Japanese international law professor Yuji Iwasawa was elected a judge of the International Court of Justice in a simultaneous two-chamber vote at the United Nations on Friday.
Iwasawa, 64, fills a vacancy left by 85-year-old Hisashi Owada who retired on June 7. He will serve the remainder of Owada’s nine-year term, which runs until Feb. 5, 2021.
“I want to dedicate myself to the promotion of rule of law, making use of my past experience,” Iwasawa told reporters after his unopposed candidacy won support from 184 members of the 193-strong General Assembly and all 15 Security Council members.
Iwasawa, currently a professor of international law at the University of Tokyo graduate school, is the fourth Japanese to serve in world court in The Hague, the Netherlands.

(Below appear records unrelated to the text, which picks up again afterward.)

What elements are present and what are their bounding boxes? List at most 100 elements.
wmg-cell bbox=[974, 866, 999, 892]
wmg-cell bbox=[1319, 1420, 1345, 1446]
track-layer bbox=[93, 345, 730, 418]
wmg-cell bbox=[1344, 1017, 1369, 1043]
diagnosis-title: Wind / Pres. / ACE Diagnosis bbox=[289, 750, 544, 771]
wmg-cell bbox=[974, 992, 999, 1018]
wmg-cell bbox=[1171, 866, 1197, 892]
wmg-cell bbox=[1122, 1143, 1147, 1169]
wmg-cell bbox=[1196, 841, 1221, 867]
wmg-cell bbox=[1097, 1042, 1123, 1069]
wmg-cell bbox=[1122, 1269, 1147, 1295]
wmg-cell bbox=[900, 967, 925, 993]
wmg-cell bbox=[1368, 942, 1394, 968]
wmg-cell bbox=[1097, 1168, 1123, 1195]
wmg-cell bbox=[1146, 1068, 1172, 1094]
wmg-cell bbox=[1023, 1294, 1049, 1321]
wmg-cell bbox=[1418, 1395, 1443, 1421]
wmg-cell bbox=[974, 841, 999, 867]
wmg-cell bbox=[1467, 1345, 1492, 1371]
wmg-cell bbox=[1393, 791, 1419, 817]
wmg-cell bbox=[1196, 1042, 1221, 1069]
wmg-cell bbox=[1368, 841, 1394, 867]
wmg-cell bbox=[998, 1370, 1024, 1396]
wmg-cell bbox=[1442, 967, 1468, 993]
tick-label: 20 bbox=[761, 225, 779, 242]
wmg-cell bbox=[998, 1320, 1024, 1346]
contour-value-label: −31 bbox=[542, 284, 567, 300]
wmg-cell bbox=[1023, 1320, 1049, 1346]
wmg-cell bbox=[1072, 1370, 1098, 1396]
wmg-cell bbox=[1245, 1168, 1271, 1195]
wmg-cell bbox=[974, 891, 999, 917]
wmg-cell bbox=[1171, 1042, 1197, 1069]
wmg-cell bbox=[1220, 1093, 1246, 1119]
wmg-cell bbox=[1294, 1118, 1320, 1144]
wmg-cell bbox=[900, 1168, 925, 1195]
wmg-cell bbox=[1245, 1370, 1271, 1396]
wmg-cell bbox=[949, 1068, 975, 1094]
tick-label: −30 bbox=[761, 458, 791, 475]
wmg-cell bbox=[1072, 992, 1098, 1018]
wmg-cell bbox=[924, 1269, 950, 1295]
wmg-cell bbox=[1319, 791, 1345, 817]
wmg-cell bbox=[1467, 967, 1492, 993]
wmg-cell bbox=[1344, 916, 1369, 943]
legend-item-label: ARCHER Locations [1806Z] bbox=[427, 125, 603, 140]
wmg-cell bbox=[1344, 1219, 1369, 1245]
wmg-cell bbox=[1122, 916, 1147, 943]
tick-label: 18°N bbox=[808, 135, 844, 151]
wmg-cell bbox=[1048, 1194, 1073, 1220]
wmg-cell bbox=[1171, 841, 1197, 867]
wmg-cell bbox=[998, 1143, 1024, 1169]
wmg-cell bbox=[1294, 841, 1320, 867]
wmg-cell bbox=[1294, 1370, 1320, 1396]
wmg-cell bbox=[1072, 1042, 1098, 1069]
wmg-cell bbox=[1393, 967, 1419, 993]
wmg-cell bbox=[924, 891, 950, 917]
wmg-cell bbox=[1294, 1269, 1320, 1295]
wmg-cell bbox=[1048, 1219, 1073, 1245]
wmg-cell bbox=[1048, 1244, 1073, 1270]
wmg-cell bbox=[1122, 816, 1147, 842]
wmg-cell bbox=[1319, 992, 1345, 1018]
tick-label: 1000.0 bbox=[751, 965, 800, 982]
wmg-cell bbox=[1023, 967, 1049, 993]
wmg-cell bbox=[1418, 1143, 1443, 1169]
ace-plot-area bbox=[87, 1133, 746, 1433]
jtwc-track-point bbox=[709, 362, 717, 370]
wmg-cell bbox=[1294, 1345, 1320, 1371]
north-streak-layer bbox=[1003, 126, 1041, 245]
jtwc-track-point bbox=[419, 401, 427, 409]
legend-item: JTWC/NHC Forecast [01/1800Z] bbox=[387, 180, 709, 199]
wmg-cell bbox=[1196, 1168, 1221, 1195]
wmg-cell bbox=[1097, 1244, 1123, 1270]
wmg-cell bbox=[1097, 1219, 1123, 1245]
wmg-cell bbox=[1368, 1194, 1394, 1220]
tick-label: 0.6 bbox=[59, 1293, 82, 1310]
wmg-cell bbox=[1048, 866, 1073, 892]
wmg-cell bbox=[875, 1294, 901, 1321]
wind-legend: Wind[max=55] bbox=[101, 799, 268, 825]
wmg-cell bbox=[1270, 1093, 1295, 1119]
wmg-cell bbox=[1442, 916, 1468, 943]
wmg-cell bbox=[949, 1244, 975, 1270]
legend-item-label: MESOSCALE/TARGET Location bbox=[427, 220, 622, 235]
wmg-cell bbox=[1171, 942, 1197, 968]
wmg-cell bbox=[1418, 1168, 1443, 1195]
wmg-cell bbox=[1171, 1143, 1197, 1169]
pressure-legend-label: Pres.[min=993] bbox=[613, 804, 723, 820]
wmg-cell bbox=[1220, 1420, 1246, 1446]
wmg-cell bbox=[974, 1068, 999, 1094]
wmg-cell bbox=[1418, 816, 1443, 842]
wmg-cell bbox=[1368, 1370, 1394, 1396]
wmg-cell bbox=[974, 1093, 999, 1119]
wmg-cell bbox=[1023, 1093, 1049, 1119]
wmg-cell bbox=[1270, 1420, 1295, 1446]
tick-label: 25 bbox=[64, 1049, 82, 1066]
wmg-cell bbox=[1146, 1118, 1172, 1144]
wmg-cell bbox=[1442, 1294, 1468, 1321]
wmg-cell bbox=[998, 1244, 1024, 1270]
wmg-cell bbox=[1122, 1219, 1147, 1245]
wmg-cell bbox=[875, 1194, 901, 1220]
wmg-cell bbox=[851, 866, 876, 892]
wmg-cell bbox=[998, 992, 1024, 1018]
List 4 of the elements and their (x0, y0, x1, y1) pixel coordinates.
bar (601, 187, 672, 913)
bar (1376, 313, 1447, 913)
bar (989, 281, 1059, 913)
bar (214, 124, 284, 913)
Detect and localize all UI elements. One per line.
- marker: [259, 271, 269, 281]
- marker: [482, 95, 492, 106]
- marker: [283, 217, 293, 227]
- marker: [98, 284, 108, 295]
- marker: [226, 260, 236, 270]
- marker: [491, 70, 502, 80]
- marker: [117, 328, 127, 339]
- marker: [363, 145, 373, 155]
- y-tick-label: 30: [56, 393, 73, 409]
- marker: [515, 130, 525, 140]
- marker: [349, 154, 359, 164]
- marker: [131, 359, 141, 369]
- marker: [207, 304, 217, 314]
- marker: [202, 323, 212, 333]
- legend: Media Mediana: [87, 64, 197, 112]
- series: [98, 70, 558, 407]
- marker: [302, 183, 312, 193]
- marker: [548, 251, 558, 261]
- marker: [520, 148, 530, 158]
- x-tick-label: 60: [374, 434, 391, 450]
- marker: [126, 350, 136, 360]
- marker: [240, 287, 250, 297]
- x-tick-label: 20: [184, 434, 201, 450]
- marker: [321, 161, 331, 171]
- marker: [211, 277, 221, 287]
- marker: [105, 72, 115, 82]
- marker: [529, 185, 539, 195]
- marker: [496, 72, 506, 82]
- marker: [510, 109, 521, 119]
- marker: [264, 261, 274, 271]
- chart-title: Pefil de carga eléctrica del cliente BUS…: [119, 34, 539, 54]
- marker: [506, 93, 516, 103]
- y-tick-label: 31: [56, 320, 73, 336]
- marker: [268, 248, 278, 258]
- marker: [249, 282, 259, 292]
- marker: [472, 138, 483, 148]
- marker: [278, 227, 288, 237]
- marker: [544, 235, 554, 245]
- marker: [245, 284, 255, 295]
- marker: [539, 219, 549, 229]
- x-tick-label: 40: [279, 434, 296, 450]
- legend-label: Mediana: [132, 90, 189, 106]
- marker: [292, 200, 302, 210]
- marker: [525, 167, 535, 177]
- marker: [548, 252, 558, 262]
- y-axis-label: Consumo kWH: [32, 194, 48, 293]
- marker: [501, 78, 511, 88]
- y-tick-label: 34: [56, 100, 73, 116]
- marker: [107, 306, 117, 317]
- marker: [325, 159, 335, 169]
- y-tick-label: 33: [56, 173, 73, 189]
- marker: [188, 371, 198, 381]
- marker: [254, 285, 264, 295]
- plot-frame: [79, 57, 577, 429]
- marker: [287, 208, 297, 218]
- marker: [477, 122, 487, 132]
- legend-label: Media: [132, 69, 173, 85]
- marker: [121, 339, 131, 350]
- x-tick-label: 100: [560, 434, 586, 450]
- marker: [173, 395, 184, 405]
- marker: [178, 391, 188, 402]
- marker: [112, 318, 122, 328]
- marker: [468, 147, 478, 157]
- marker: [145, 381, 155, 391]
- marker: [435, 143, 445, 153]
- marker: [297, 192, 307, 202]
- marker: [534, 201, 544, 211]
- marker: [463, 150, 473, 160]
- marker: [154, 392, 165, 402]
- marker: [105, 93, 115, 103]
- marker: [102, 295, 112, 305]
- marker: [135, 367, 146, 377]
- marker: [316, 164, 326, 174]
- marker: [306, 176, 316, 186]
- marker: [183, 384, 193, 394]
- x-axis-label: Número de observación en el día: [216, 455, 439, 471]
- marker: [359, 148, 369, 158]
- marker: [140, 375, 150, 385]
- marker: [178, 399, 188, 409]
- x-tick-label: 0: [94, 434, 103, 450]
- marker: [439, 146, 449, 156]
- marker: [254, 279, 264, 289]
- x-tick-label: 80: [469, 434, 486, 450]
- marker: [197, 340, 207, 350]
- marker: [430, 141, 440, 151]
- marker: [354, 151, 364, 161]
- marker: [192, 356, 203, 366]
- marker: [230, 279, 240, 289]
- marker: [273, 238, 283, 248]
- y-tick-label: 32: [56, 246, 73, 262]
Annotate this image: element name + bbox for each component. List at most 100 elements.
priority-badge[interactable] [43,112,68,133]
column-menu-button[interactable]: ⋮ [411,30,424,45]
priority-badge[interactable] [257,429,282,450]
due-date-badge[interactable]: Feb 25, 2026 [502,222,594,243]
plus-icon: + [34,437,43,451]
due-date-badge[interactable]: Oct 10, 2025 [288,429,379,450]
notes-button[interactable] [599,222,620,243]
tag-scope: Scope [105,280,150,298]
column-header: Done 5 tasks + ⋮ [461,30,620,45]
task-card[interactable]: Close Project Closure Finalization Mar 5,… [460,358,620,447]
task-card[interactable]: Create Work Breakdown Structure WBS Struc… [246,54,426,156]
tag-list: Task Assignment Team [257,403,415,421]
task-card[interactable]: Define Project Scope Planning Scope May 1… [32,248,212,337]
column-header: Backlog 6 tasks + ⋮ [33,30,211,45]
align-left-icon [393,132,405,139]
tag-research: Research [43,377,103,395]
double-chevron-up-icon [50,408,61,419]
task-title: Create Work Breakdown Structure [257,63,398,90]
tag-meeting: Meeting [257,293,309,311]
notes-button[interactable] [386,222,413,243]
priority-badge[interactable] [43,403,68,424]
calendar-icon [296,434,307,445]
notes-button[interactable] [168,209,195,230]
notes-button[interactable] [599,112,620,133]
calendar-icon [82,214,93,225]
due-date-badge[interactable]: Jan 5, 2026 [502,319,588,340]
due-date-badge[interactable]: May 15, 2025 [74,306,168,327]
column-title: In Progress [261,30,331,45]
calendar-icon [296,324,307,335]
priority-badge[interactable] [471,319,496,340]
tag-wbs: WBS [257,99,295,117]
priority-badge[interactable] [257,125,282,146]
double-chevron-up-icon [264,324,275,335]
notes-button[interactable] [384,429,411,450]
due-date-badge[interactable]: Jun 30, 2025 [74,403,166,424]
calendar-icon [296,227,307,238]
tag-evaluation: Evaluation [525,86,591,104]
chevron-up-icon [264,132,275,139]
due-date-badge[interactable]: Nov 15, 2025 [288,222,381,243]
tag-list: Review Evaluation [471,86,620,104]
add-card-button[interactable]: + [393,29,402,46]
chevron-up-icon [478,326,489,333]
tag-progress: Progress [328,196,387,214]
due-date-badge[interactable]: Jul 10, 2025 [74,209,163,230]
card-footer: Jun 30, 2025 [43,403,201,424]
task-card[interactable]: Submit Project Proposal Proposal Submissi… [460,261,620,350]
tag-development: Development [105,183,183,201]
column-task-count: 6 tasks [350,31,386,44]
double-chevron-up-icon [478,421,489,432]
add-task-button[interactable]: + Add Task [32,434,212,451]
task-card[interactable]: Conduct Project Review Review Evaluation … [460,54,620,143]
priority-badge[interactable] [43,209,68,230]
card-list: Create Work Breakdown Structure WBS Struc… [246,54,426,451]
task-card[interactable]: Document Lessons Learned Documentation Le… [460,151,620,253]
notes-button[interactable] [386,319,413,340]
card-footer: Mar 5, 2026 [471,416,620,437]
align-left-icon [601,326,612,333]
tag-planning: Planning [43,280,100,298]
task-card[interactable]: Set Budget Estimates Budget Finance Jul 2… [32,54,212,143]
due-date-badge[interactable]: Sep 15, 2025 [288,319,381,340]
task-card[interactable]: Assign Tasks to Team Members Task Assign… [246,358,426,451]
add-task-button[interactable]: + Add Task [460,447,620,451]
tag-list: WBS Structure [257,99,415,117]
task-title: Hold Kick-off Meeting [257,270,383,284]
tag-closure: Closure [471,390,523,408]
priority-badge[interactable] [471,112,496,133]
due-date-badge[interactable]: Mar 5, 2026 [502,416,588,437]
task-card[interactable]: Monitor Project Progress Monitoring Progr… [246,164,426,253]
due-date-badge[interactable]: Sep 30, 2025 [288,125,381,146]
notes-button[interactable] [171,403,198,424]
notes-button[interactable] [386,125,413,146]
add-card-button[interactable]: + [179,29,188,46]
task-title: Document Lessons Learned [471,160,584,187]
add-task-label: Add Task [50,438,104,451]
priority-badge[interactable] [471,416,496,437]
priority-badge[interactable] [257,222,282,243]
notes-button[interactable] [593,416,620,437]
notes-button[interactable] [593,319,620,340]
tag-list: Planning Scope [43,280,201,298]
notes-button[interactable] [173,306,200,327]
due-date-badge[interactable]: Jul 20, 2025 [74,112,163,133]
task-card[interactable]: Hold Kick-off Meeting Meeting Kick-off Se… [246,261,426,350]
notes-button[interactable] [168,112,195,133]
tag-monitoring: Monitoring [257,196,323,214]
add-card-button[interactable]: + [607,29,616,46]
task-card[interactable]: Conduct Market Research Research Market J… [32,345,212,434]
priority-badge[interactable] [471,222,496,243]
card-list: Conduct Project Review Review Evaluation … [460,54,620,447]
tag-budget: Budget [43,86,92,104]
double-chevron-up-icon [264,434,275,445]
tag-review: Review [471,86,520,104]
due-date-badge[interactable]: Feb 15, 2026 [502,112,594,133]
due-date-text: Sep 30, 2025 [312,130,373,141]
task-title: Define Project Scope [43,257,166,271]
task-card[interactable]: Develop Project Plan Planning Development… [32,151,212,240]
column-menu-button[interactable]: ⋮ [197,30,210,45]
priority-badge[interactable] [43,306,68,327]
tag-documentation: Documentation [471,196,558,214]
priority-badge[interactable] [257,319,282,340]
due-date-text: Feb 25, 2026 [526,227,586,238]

He has chaired the U.N.’s Human Rights Committee and served as a judge for the Asian Development Bank’s administrative tribunal among other high-level international roles.
Owada, father of Japanese Crown Princess Masako, is a former diplomat who served as Japan’s vice foreign minister and ambassador to the United Nations.
During his 15-year service in the ICJ that began in 2003, Owada served as chief of the world court between 2009 and 2012, becoming the first Japanese to do so.
The ICJ is composed of 15 judges elected to nine-year terms, with no two judges of the same nationality allowed to serve at the same time.
The court is the principal judicial organ of the United Nations, functioning to settle disputes between member states and present advisory opinions which carry weight.